One of the most perspective young Balkan actors Dado Čosić plays the leading role in the play, the image of Rác, a frustrated young man who returns to his native Karlovac and kills his days without doing anything except drinking alcohol, quarrels with his father and superficial love relationship with juvenile neighbor.
-Each of us has someone to leave. For example, my mother, who is a member of the middle generation, left. But many young people bully their native countries in search of something better, something more beautiful.

“Huddersfield”, in my opinion, is actually an idea of ​​staying at home for some perspective. In the whole of the scum and the ground that is grounded in the play, somewhere in the end there is some bright prospect, and in the end, that meeting that could happen if we who we are still insist on. Changes go from ourselves, and only this way we can change the world, the theater and everything else, says Cosic.

The drama ends so that all the heroes in a series of long and painful situations and conversations gather at the table.
There are seven actors in “Huddersfield”, two of whom, Philip Nola and Damir Shaban, are dancing in the theater, while the rest, Dao Cosic, Adrian Pezric, Mateo Vick, Bernard Tomic and Tina Orlandini are young actors.

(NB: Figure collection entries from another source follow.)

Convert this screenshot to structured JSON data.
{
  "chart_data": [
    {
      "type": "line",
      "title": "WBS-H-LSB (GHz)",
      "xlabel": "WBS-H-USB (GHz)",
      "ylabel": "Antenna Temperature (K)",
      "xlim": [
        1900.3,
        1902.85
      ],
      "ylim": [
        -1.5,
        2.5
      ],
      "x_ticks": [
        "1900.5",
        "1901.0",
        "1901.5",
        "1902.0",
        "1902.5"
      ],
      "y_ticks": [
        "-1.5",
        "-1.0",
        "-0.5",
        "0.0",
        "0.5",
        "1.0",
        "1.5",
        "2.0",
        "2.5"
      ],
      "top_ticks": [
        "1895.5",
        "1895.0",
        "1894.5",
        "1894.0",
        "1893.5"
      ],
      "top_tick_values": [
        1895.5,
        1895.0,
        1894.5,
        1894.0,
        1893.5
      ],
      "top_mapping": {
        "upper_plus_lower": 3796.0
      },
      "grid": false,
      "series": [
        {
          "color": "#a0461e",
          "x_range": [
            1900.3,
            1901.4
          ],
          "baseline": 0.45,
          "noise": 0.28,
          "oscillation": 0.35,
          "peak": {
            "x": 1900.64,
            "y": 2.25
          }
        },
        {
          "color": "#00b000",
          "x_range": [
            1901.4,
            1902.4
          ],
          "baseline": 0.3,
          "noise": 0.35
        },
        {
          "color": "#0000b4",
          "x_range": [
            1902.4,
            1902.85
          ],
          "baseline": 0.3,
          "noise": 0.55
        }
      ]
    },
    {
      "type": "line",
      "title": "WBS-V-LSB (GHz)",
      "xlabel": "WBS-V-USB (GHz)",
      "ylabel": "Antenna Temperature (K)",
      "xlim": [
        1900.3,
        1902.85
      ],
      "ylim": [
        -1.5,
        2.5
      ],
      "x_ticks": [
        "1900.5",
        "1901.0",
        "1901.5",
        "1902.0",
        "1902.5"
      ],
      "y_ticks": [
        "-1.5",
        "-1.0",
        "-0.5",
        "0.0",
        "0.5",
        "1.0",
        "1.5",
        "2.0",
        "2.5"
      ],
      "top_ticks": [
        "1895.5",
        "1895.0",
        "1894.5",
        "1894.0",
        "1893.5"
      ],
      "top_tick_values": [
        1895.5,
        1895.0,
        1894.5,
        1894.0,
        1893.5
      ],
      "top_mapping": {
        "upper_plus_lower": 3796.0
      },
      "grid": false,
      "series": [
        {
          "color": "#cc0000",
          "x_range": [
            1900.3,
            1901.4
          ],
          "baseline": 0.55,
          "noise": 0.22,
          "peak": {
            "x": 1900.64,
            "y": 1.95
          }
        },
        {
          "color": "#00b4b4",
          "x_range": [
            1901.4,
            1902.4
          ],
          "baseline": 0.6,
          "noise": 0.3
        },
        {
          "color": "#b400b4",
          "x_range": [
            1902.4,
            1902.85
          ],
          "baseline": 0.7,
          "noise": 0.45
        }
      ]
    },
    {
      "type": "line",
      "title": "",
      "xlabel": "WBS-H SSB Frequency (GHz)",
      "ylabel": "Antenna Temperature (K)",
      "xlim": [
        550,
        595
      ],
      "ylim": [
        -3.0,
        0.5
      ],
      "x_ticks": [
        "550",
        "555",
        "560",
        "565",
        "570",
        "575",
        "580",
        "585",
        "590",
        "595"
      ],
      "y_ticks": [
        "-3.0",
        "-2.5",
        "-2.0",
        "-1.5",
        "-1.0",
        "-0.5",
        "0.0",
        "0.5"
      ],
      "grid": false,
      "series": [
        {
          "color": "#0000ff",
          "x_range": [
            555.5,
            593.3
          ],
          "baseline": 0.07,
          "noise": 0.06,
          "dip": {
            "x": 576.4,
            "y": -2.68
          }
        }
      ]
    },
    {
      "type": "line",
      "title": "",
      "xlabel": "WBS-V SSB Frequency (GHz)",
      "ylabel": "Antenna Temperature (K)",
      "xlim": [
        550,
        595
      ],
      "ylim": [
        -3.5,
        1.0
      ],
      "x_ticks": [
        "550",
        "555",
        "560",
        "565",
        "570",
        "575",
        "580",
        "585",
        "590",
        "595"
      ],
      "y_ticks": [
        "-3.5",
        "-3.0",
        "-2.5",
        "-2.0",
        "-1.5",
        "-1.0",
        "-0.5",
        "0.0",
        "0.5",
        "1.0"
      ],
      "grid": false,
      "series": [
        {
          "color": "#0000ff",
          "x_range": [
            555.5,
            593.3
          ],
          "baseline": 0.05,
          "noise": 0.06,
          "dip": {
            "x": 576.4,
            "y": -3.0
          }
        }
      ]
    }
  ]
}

The Zagreb Youth Theater is a prominent theater that is well known and recognized outside Croatia’s borders. It was founded in 1948, first as a Pioneer Theater, and in 1967 it gets its current name.

Contemporary Serbian playwright Uglješa Šajtinec has won many awards including the European Prize for Literature, and the Sterry Prize for Huddersfield in 2005. This play was also set in the Yugoslav Dramatic Theater in Belgrade, where with its ten years of existence and repertoire, it gained cult status.